Two broad themes stand out. First, competition among the world’s great powers is, if anything, increasing. Second, the economic underpinnings of the current order are under threat not from global leaders’ disagreements but because of a widespread popular sense that governments do not know how to manage globalization. This second trend is more disruptive because it is more unpredictable.

Surely, one might think, it is hard to get more unpredictable than Kim Jong-un, the North Korean dictator who recognized the G20 summit to which he was not invited by shooting three medium-range ballistic missiles into Japan’s air defense identification zone.
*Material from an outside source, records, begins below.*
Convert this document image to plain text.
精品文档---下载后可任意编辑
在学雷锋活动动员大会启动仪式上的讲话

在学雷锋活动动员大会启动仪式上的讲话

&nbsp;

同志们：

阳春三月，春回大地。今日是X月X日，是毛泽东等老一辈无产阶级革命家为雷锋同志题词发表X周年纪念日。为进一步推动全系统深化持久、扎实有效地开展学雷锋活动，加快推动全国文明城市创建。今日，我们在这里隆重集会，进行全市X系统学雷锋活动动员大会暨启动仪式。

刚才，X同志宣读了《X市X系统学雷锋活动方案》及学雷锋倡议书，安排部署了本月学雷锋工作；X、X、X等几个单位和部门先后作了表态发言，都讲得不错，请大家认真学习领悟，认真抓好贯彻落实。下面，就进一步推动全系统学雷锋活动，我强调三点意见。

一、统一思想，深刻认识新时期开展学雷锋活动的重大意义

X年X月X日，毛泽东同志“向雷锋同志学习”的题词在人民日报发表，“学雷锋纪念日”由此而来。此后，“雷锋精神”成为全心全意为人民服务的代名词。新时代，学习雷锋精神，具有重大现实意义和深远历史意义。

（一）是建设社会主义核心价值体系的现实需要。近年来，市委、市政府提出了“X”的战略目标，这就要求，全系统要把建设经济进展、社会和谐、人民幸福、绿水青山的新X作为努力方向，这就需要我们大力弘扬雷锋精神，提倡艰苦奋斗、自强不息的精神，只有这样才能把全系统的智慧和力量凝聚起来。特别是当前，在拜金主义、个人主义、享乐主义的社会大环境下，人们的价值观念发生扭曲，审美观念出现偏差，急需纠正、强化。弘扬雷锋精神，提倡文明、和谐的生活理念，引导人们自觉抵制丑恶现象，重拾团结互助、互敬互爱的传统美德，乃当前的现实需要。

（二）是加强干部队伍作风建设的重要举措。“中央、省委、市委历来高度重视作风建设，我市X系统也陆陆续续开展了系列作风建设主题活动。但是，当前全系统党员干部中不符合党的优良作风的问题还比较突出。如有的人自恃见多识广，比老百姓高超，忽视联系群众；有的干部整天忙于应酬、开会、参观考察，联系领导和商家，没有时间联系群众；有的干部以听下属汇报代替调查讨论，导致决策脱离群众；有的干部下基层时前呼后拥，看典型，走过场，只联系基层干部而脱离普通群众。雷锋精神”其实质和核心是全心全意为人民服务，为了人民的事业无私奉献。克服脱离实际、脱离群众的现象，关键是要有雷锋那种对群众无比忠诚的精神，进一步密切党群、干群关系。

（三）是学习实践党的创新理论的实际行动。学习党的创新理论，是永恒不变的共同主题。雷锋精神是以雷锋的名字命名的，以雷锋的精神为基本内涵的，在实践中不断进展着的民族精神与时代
But the Korean risks seem manageable. More worrisome is the chance of a direct clash among the great powers, for example, over the disputed rocks and islands in the South and East China seas. This year’s G20 summit comes on the heels of a July ruling from an international tribunal that declared China’s expansive claims in the South China Sea illegal. For several years, Beijing has transformed a variety of rocks, one aptly named “Mischief Reef,” into large airstrips. The ruling was silently cheered by China’s neighbors in Southeast Asia, from Vietnam to Malaysia to the Philippines, but under pressure from China they have kept quiet. U.S. President Barack Obama admonished China to respect the tribunal’s ruling, but Beijing marked the G20 meeting by gathering naval forces near the Scarborough Shoal, a contested reef that China occupies.